The first lesson learnt from Couchbase's account-based marketing campaign is to flip the lead generation funnel upside down, placing the customer at the center.
Old Versus New: The Marketer’s Journey
Awareness, interest, consideration, and purchase — we’re all familiar with the age-old lead generation funnel. It’s the strategy of casting the widest net possible and trusting that our ideal customers will swim through the carefully crafted funnel to become a paying customer. Yet, less than 1% of all leads will ever become customers. That seems like a huge waste of marketing dollars. Couchbase’s account-based marketing strategy calls for the marketing model to be flipped upside down, focusing on identifying, expanding and engaging customers.
Here’s a diagram that illustrates this unconventional funnel and how it’s different from the traditional funnel.
Lead Generation Funnel vs. Customer Experience Funnel
Employing the traditional lead-generation model, Couchbase marketers spent time building a well-oiled machine that captures and feeds prospective customers with content built around broad personas. The onus is on the customer to navigate his or her way through this funnel and eventually knock on Couchbase’s door, becoming a paying customer - hence the reason we call it the customer’s journey.

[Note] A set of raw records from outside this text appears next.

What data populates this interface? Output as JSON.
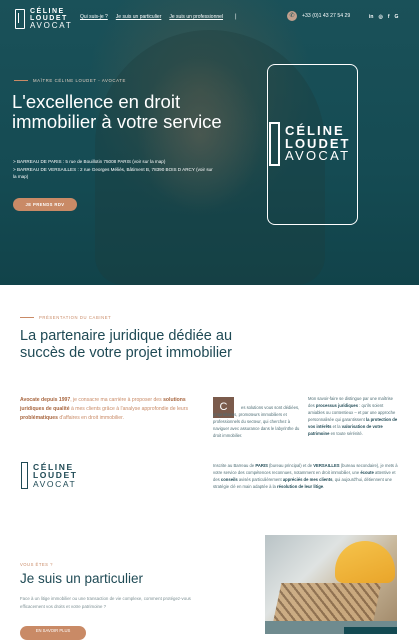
{
  "header": {
    "logo_line1": "CÉLINE",
    "logo_line2": "LOUDET",
    "logo_line3": "AVOCAT",
    "nav": [
      "Qui suis-je ?",
      "Je suis un particulier",
      "Je suis un professionnel"
    ],
    "nav_sep": "|",
    "phone": "+33 (0)1 43 27 54 29",
    "socials": [
      "in",
      "◎",
      "f",
      "G"
    ]
  },
  "hero": {
    "overline": "MAÎTRE CÉLINE LOUDET - AVOCATE",
    "title": "L'excellence en droit immobilier à votre service",
    "addr1": "> BARREAU DE PARIS : 5 rue de Bouillotin 75008 PARIS (voir sur la map)",
    "addr2": "> BARREAU DE VERSAILLES : 2 rue Georges Méliès, Bâtiment B, 78390 BOIS D ARCY (voir sur la map)",
    "cta": "JE PRENDS RDV",
    "frame_line1": "CÉLINE",
    "frame_line2": "LOUDET",
    "frame_line3": "AVOCAT"
  },
  "presentation": {
    "overline": "PRÉSENTATION DU CABINET",
    "title": "La partenaire juridique dédiée au succès de votre projet immobilier",
    "intro_a": "Avocate depuis 1997",
    "intro_b": ", je consacre ma carrière à proposer des ",
    "intro_c": "solutions juridiques de qualité",
    "intro_d": " à mes clients grâce à l'analyse approfondie de leurs ",
    "intro_e": "problématiques",
    "intro_f": " d'affaires en droit immobilier.",
    "dropcap": "C",
    "col1": "es solutions vous sont dédiées, propriétaires, promoteurs immobiliers et professionnels du secteur, qui cherchez à naviguer avec assurance dans le labyrinthe du droit immobilier.",
    "col2_a": "Mon savoir-faire se distingue par une maîtrise des ",
    "col2_b": "processus juridiques",
    "col2_c": " : qu'ils soient amiables ou contentieux – et par une approche personnalisée qui garantissent ",
    "col2_d": "la protection de vos intérêts",
    "col2_e": " et la ",
    "col2_f": "valorisation de votre patrimoine",
    "col2_g": " en toute sérénité.",
    "full_a": "Inscrite au Barreau de ",
    "full_b": "PARIS",
    "full_c": " (bureau principal) et de ",
    "full_d": "VERSAILLES",
    "full_e": " (bureau secondaire), je mets à votre service des compétences reconnues, notamment en droit immobilier, une ",
    "full_f": "écoute",
    "full_g": " attentive et des ",
    "full_h": "conseils",
    "full_i": " avisés particulièrement ",
    "full_j": "appréciés de mes clients",
    "full_k": ", qui aujourd'hui, détiennent une stratégie clé en main adaptée à la ",
    "full_l": "résolution de leur litige",
    "full_m": ".",
    "logo_line1": "CÉLINE",
    "logo_line2": "LOUDET",
    "logo_line3": "AVOCAT"
  },
  "particulier": {
    "overline": "VOUS ÊTES ?",
    "title": "Je suis un particulier",
    "text": "Face à un litige immobilier ou une transaction de vie complexe, comment protégez-vous efficacement vos droits et votre patrimoine ?",
    "button": "EN SAVOIR PLUS"
  }
}
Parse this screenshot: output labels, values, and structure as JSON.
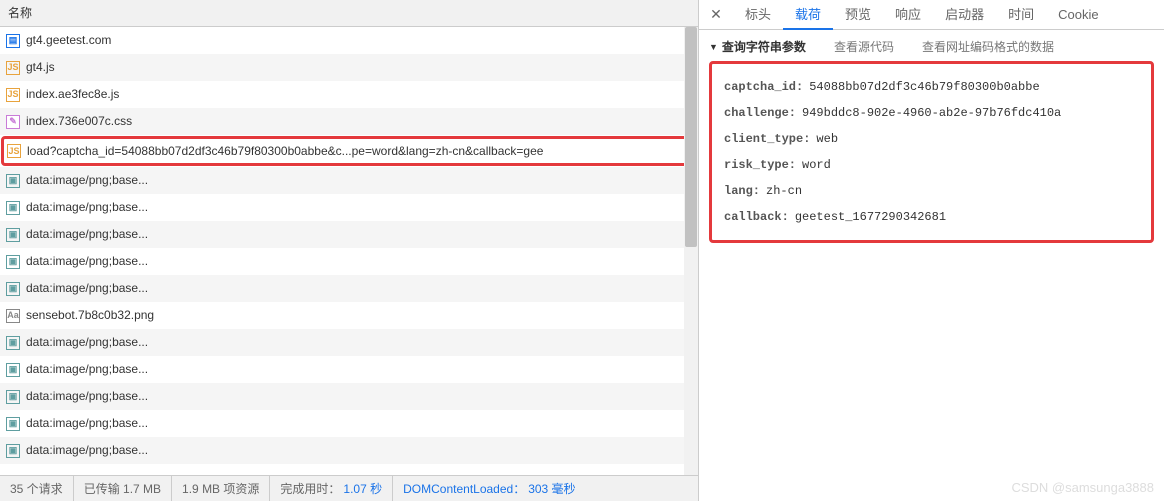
{
  "left": {
    "header": "名称",
    "rows": [
      {
        "icon": "doc",
        "text": "gt4.geetest.com"
      },
      {
        "icon": "js",
        "text": "gt4.js"
      },
      {
        "icon": "js",
        "text": "index.ae3fec8e.js"
      },
      {
        "icon": "css",
        "text": "index.736e007c.css"
      },
      {
        "icon": "js",
        "text": "load?captcha_id=54088bb07d2df3c46b79f80300b0abbe&c...pe=word&lang=zh-cn&callback=gee",
        "selected": true
      },
      {
        "icon": "img",
        "text": "data:image/png;base..."
      },
      {
        "icon": "img",
        "text": "data:image/png;base..."
      },
      {
        "icon": "img",
        "text": "data:image/png;base..."
      },
      {
        "icon": "img",
        "text": "data:image/png;base..."
      },
      {
        "icon": "img",
        "text": "data:image/png;base..."
      },
      {
        "icon": "font",
        "text": "sensebot.7b8c0b32.png"
      },
      {
        "icon": "img",
        "text": "data:image/png;base..."
      },
      {
        "icon": "img",
        "text": "data:image/png;base..."
      },
      {
        "icon": "img",
        "text": "data:image/png;base..."
      },
      {
        "icon": "img",
        "text": "data:image/png;base..."
      },
      {
        "icon": "img",
        "text": "data:image/png;base..."
      }
    ],
    "status": {
      "requests": "35 个请求",
      "transferred": "已传输 1.7 MB",
      "resources": "1.9 MB 项资源",
      "finish_label": "完成用时：",
      "finish_value": "1.07 秒",
      "dcl_label": "DOMContentLoaded：",
      "dcl_value": "303 毫秒"
    }
  },
  "right": {
    "tabs": [
      "标头",
      "载荷",
      "预览",
      "响应",
      "启动器",
      "时间",
      "Cookie"
    ],
    "active_tab_index": 1,
    "section_title": "查询字符串参数",
    "view_source": "查看源代码",
    "view_encoded": "查看网址编码格式的数据",
    "params": [
      {
        "k": "captcha_id:",
        "v": "54088bb07d2df3c46b79f80300b0abbe"
      },
      {
        "k": "challenge:",
        "v": "949bddc8-902e-4960-ab2e-97b76fdc410a"
      },
      {
        "k": "client_type:",
        "v": "web"
      },
      {
        "k": "risk_type:",
        "v": "word"
      },
      {
        "k": "lang:",
        "v": "zh-cn"
      },
      {
        "k": "callback:",
        "v": "geetest_1677290342681"
      }
    ]
  },
  "watermark": "CSDN @samsunga3888"
}
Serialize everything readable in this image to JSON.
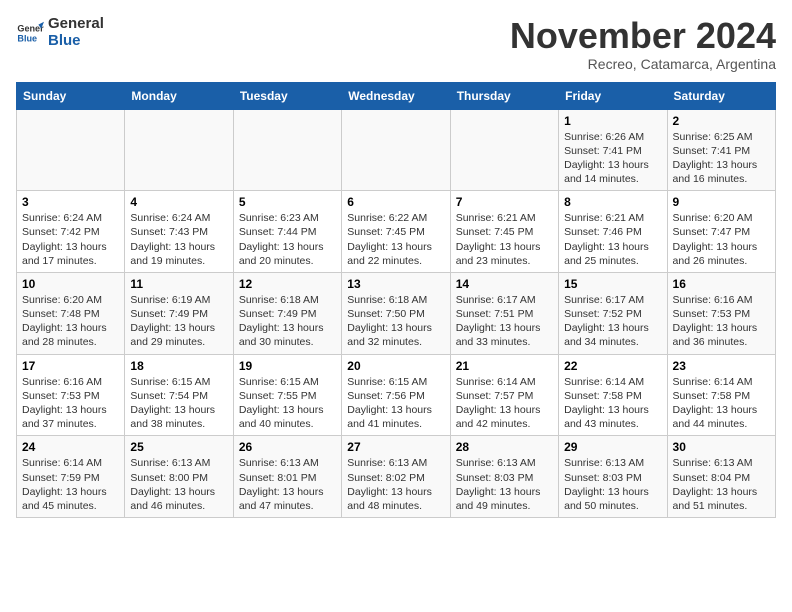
{
  "logo": {
    "line1": "General",
    "line2": "Blue"
  },
  "title": "November 2024",
  "subtitle": "Recreo, Catamarca, Argentina",
  "weekdays": [
    "Sunday",
    "Monday",
    "Tuesday",
    "Wednesday",
    "Thursday",
    "Friday",
    "Saturday"
  ],
  "weeks": [
    [
      {
        "day": "",
        "info": ""
      },
      {
        "day": "",
        "info": ""
      },
      {
        "day": "",
        "info": ""
      },
      {
        "day": "",
        "info": ""
      },
      {
        "day": "",
        "info": ""
      },
      {
        "day": "1",
        "info": "Sunrise: 6:26 AM\nSunset: 7:41 PM\nDaylight: 13 hours and 14 minutes."
      },
      {
        "day": "2",
        "info": "Sunrise: 6:25 AM\nSunset: 7:41 PM\nDaylight: 13 hours and 16 minutes."
      }
    ],
    [
      {
        "day": "3",
        "info": "Sunrise: 6:24 AM\nSunset: 7:42 PM\nDaylight: 13 hours and 17 minutes."
      },
      {
        "day": "4",
        "info": "Sunrise: 6:24 AM\nSunset: 7:43 PM\nDaylight: 13 hours and 19 minutes."
      },
      {
        "day": "5",
        "info": "Sunrise: 6:23 AM\nSunset: 7:44 PM\nDaylight: 13 hours and 20 minutes."
      },
      {
        "day": "6",
        "info": "Sunrise: 6:22 AM\nSunset: 7:45 PM\nDaylight: 13 hours and 22 minutes."
      },
      {
        "day": "7",
        "info": "Sunrise: 6:21 AM\nSunset: 7:45 PM\nDaylight: 13 hours and 23 minutes."
      },
      {
        "day": "8",
        "info": "Sunrise: 6:21 AM\nSunset: 7:46 PM\nDaylight: 13 hours and 25 minutes."
      },
      {
        "day": "9",
        "info": "Sunrise: 6:20 AM\nSunset: 7:47 PM\nDaylight: 13 hours and 26 minutes."
      }
    ],
    [
      {
        "day": "10",
        "info": "Sunrise: 6:20 AM\nSunset: 7:48 PM\nDaylight: 13 hours and 28 minutes."
      },
      {
        "day": "11",
        "info": "Sunrise: 6:19 AM\nSunset: 7:49 PM\nDaylight: 13 hours and 29 minutes."
      },
      {
        "day": "12",
        "info": "Sunrise: 6:18 AM\nSunset: 7:49 PM\nDaylight: 13 hours and 30 minutes."
      },
      {
        "day": "13",
        "info": "Sunrise: 6:18 AM\nSunset: 7:50 PM\nDaylight: 13 hours and 32 minutes."
      },
      {
        "day": "14",
        "info": "Sunrise: 6:17 AM\nSunset: 7:51 PM\nDaylight: 13 hours and 33 minutes."
      },
      {
        "day": "15",
        "info": "Sunrise: 6:17 AM\nSunset: 7:52 PM\nDaylight: 13 hours and 34 minutes."
      },
      {
        "day": "16",
        "info": "Sunrise: 6:16 AM\nSunset: 7:53 PM\nDaylight: 13 hours and 36 minutes."
      }
    ],
    [
      {
        "day": "17",
        "info": "Sunrise: 6:16 AM\nSunset: 7:53 PM\nDaylight: 13 hours and 37 minutes."
      },
      {
        "day": "18",
        "info": "Sunrise: 6:15 AM\nSunset: 7:54 PM\nDaylight: 13 hours and 38 minutes."
      },
      {
        "day": "19",
        "info": "Sunrise: 6:15 AM\nSunset: 7:55 PM\nDaylight: 13 hours and 40 minutes."
      },
      {
        "day": "20",
        "info": "Sunrise: 6:15 AM\nSunset: 7:56 PM\nDaylight: 13 hours and 41 minutes."
      },
      {
        "day": "21",
        "info": "Sunrise: 6:14 AM\nSunset: 7:57 PM\nDaylight: 13 hours and 42 minutes."
      },
      {
        "day": "22",
        "info": "Sunrise: 6:14 AM\nSunset: 7:58 PM\nDaylight: 13 hours and 43 minutes."
      },
      {
        "day": "23",
        "info": "Sunrise: 6:14 AM\nSunset: 7:58 PM\nDaylight: 13 hours and 44 minutes."
      }
    ],
    [
      {
        "day": "24",
        "info": "Sunrise: 6:14 AM\nSunset: 7:59 PM\nDaylight: 13 hours and 45 minutes."
      },
      {
        "day": "25",
        "info": "Sunrise: 6:13 AM\nSunset: 8:00 PM\nDaylight: 13 hours and 46 minutes."
      },
      {
        "day": "26",
        "info": "Sunrise: 6:13 AM\nSunset: 8:01 PM\nDaylight: 13 hours and 47 minutes."
      },
      {
        "day": "27",
        "info": "Sunrise: 6:13 AM\nSunset: 8:02 PM\nDaylight: 13 hours and 48 minutes."
      },
      {
        "day": "28",
        "info": "Sunrise: 6:13 AM\nSunset: 8:03 PM\nDaylight: 13 hours and 49 minutes."
      },
      {
        "day": "29",
        "info": "Sunrise: 6:13 AM\nSunset: 8:03 PM\nDaylight: 13 hours and 50 minutes."
      },
      {
        "day": "30",
        "info": "Sunrise: 6:13 AM\nSunset: 8:04 PM\nDaylight: 13 hours and 51 minutes."
      }
    ]
  ]
}
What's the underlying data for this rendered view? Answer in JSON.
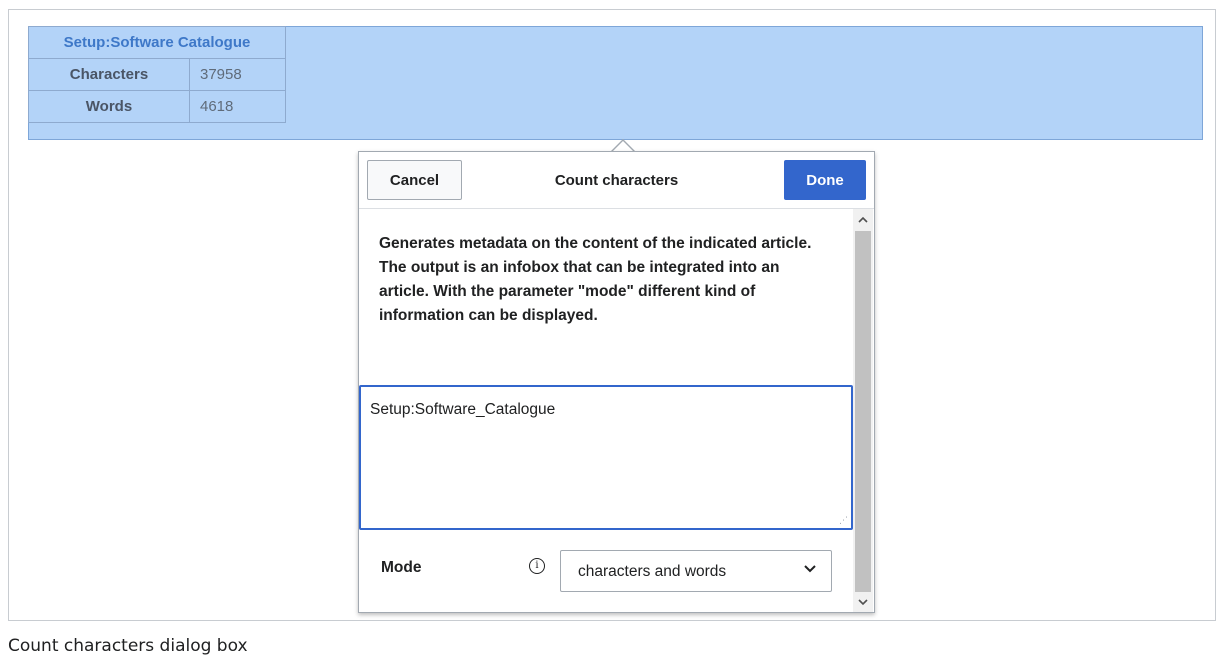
{
  "infobox": {
    "title": "Setup:Software Catalogue",
    "rows": [
      {
        "label": "Characters",
        "value": "37958"
      },
      {
        "label": "Words",
        "value": "4618"
      }
    ]
  },
  "dialog": {
    "cancel_label": "Cancel",
    "title": "Count characters",
    "done_label": "Done",
    "description": "Generates metadata on the content of the indicated article. The output is an infobox that can be integrated into an article. With the parameter \"mode\" different kind of information can be displayed.",
    "article_value": "Setup:Software_Catalogue",
    "mode_label": "Mode",
    "mode_value": "characters and words",
    "info_icon": "i"
  },
  "caption": "Count characters dialog box",
  "colors": {
    "accent": "#3366cc",
    "highlight": "#b3d3f8",
    "infobox_title": "#3e78c8"
  },
  "icons": [
    "info-icon",
    "chevron-down-icon",
    "scroll-up-icon",
    "scroll-down-icon",
    "resize-grip-icon"
  ]
}
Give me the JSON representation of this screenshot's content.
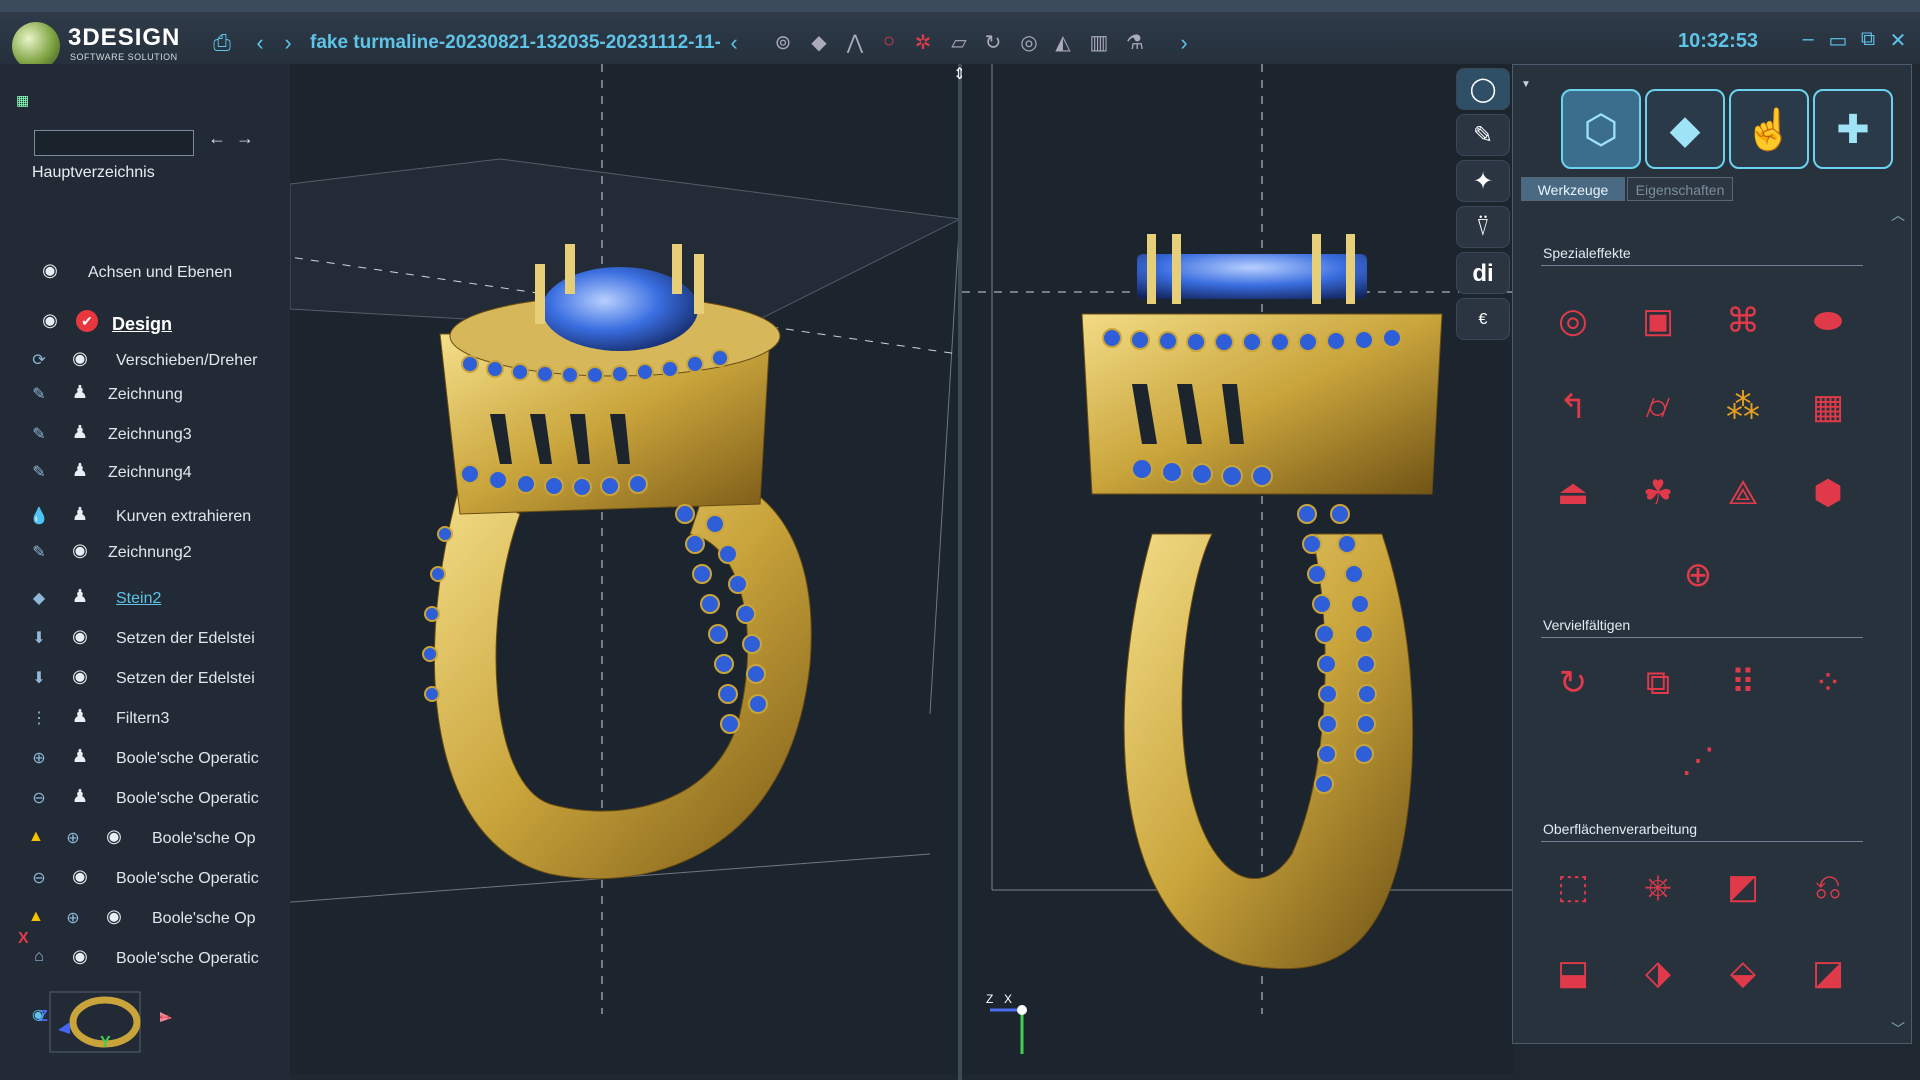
{
  "app": {
    "brand": "3DESIGN",
    "brand_sub": "SOFTWARE SOLUTION",
    "document_title": "fake turmaline-20230821-132035-20231112-11-",
    "clock": "10:32:53"
  },
  "colors": {
    "accent": "#5fc3e8",
    "icon_red": "#e03a4a",
    "gold": "#c9a43b",
    "sapphire": "#2f5fd8"
  },
  "tree": {
    "root": "Hauptverzeichnis",
    "items": [
      {
        "label": "Achsen und Ebenen",
        "icon": "eye-icon"
      },
      {
        "label": "Design",
        "icon": "check-icon"
      },
      {
        "label": "Verschieben/Dreher",
        "icon": "move-rotate-icon"
      },
      {
        "label": "Zeichnung",
        "icon": "pencil-icon"
      },
      {
        "label": "Zeichnung3",
        "icon": "pencil-icon"
      },
      {
        "label": "Zeichnung4",
        "icon": "pencil-icon"
      },
      {
        "label": "Kurven extrahieren",
        "icon": "drop-icon"
      },
      {
        "label": "Zeichnung2",
        "icon": "pencil-icon"
      },
      {
        "label": "Stein2",
        "icon": "gem-icon"
      },
      {
        "label": "Setzen der Edelstei",
        "icon": "set-gem-icon"
      },
      {
        "label": "Setzen der Edelstei",
        "icon": "set-gem-icon"
      },
      {
        "label": "Filtern3",
        "icon": "filter-icon"
      },
      {
        "label": "Boole'sche Operatic",
        "icon": "boolean-union-icon"
      },
      {
        "label": "Boole'sche Operatic",
        "icon": "boolean-subtract-icon"
      },
      {
        "label": "Boole'sche Op",
        "icon": "boolean-union-icon"
      },
      {
        "label": "Boole'sche Operatic",
        "icon": "boolean-subtract-icon"
      },
      {
        "label": "Boole'sche Op",
        "icon": "boolean-union-icon"
      },
      {
        "label": "Boole'sche Operatic",
        "icon": "home-icon"
      }
    ]
  },
  "axes": {
    "x": "X",
    "y": "Y",
    "z": "Z"
  },
  "right_panel": {
    "tabs": [
      "Werkzeuge",
      "Eigenschaften"
    ],
    "sections": [
      {
        "title": "Spezialeffekte"
      },
      {
        "title": "Vervielfältigen"
      },
      {
        "title": "Oberflächenverarbeitung"
      }
    ]
  },
  "viewport_axes": {
    "z": "Z",
    "x": "X"
  }
}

The flipped funnel proposes that marketers should return to the driver's seat, making it the marketer’s journey. We trace this journey with Couchbase’s experience with account-based marketing.
The beating heart of any account-based marketing campaign is the ideal customer profile. Much of the work that goes behind identifying accounts, relies on the data provided by closed deals. This is where alignment with the Sales team becomes crucial. Coupled with predictive data and deep insights from marketing tools, they were able to produce a definitive list of accounts to target.
Expanding on this coveted list, Couchbase marketers had to determine who the decision makers were within each account. The sales team at Couchbase were able to use LinkedIn Sales Navigator to put a name to the decision makers within key accounts. A preliminary review of key accounts and their respective decision makers showed that they needed to expand their reach to IT strategists and Business Strategists, not just technical IT experts.
Recognizing that there was more to personalization than just finding out their job title, the marketing team had to construct comprehensive personas, consisting of their specific pain points, reservations, decision making role and content consumption habits, all backed up by data points. Persona workshops were conducted for customer-facing executives to help them understand these personas better, from the persona’s main roles and responsibilities to their pain points, reservations to content consumption habits.
Sales Readiness Workshops
Provides presentations, pitches and playbooks for sales reps
Simplified content creation for easy dissemination
Mobile app kept them up to date with the latest product development, customer success stories and competition
Role play to sharpen skills when engaging with accounts
Armed with the meticulous research and analysis of who their ideal customers were, the Couchbase team was ready to engage them through carefully crafted messaging, tailored for each individual within target accounts.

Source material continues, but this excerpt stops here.